Additionally, I use Visual Studio 2022 on Windows 10 x64, it should be extremely obvious, and quick-bench.com doesn't use MSVC compiler. My functions use inline, I have just seen that with inline enabled my function clocked 41 nanoseconds, but after I removed the three inline keywords the function clocked 29 nanoseconds. There would be a very high error because I have only run it twice.

But clearly the benchmark disregards inline because disabling the inline should make the code run much slower, it doesn't.

And benchmark::DoNotOptimize(r); is used, while I don't know its exact purpose, clearly the optimization isn't enabled, and my question clearly stated that I want to measure the execution time of the function WITH ALL OPTIMIZATIONS ENABLED, because of course I would use the code with all optimizations.

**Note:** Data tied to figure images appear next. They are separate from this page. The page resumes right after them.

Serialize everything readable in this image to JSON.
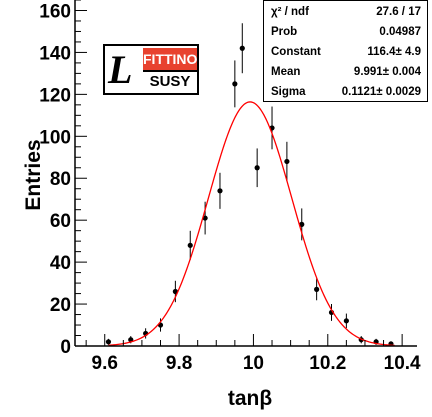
{
  "chart_data": {
    "type": "scatter",
    "xlabel": "tanβ",
    "ylabel": "Entries",
    "xlim": [
      9.52,
      10.44
    ],
    "ylim": [
      0,
      165
    ],
    "x_ticks": [
      "9.6",
      "9.8",
      "10",
      "10.2",
      "10.4"
    ],
    "y_ticks": [
      "0",
      "20",
      "40",
      "60",
      "80",
      "100",
      "120",
      "140",
      "160"
    ],
    "grid": false,
    "series": [
      {
        "type": "points_with_errors",
        "x": [
          9.61,
          9.67,
          9.71,
          9.75,
          9.79,
          9.83,
          9.87,
          9.91,
          9.95,
          9.97,
          10.01,
          10.05,
          10.09,
          10.13,
          10.17,
          10.21,
          10.25,
          10.29,
          10.33,
          10.37
        ],
        "y": [
          2,
          3,
          6,
          10,
          26,
          48,
          61,
          74,
          125,
          142,
          85,
          104,
          88,
          58,
          27,
          16,
          12,
          3,
          2,
          1
        ]
      },
      {
        "type": "gaussian_fit",
        "constant": 116.4,
        "mean": 9.991,
        "sigma": 0.1121
      }
    ],
    "stats": [
      {
        "label": "χ² / ndf",
        "value": "27.6 / 17"
      },
      {
        "label": "Prob",
        "value": "0.04987"
      },
      {
        "label": "Constant",
        "value": "116.4± 4.9"
      },
      {
        "label": "Mean",
        "value": "9.991± 0.004"
      },
      {
        "label": "Sigma",
        "value": "0.1121± 0.0029"
      }
    ],
    "colors": {
      "points": "#000000",
      "fit": "#ff0000"
    }
  },
  "logo": {
    "top_text": "FITTINO",
    "bottom_text": "SUSY",
    "letter": "L"
  }
}
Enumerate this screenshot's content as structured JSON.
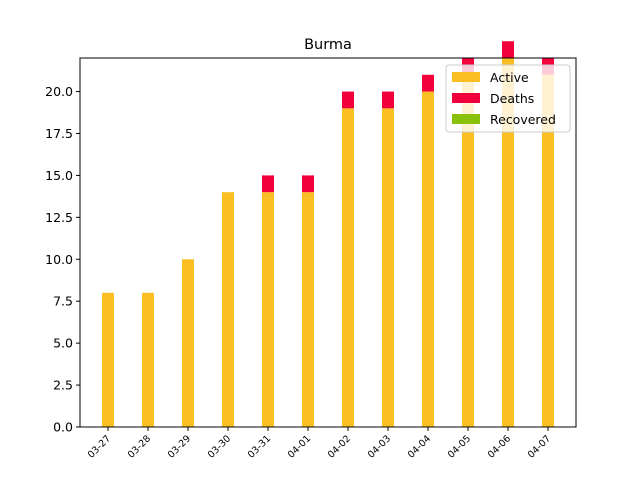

And while it is true CPU's don't execute C++ code and C++ functions aren't translated into a continuous sequence of instructions, clearly I am stating that I want to measure the time that a function would typically take to complete, an average across many runs that I should expect.


Solution

  • Performance measurement of C++ code can be very hard.

    The chief problem is compilers. CPU's do not execute your C++ code. They execute CPU instructions. Your C++ code is translated to CPU instructions. Modern compilers, as a fundamental part of their design, do not translate every fragment of C++ code to a unique contiguous sequence of CPU instructions.

    Thus, your question "how much time does this function take" already starts with the assumption that the function corresponds to a sequence of CPU instructions, with a start and an end, and no other instructions in between.

    To make things worse, even if the compiler would output such a sequence, a modern CPU doesn't care that much. Out-of-Order Execution has been a standard CPU feature for decades by now.

    And what exactly is the end of an instruction? The time when the value is written back to memory? With modern CPU's, that might not even happen. The CPU core has a queue of outstanding writes, and a later write can make an earlier write moot.

    Your basic idea is to insert C++ benchmarking code. This really, really interferes with your program. You are no longer measuring the original functions. You're measuring new functions. Note that the timing code is functionally unrelated. Your out-of-order CPU can detect that instructions for steady_clock::now(); are unrelated to fast_log2_p9, so it can just decide to start with fast_log2_p9 even though the C++ code says it shouldn't.

    Because of this, the fundamental idea of this question is just flawed. If you care about nanoseconds, you need to understand pipelined, out-of-order CPU's, the effects of cache and memory, and other hardware realities.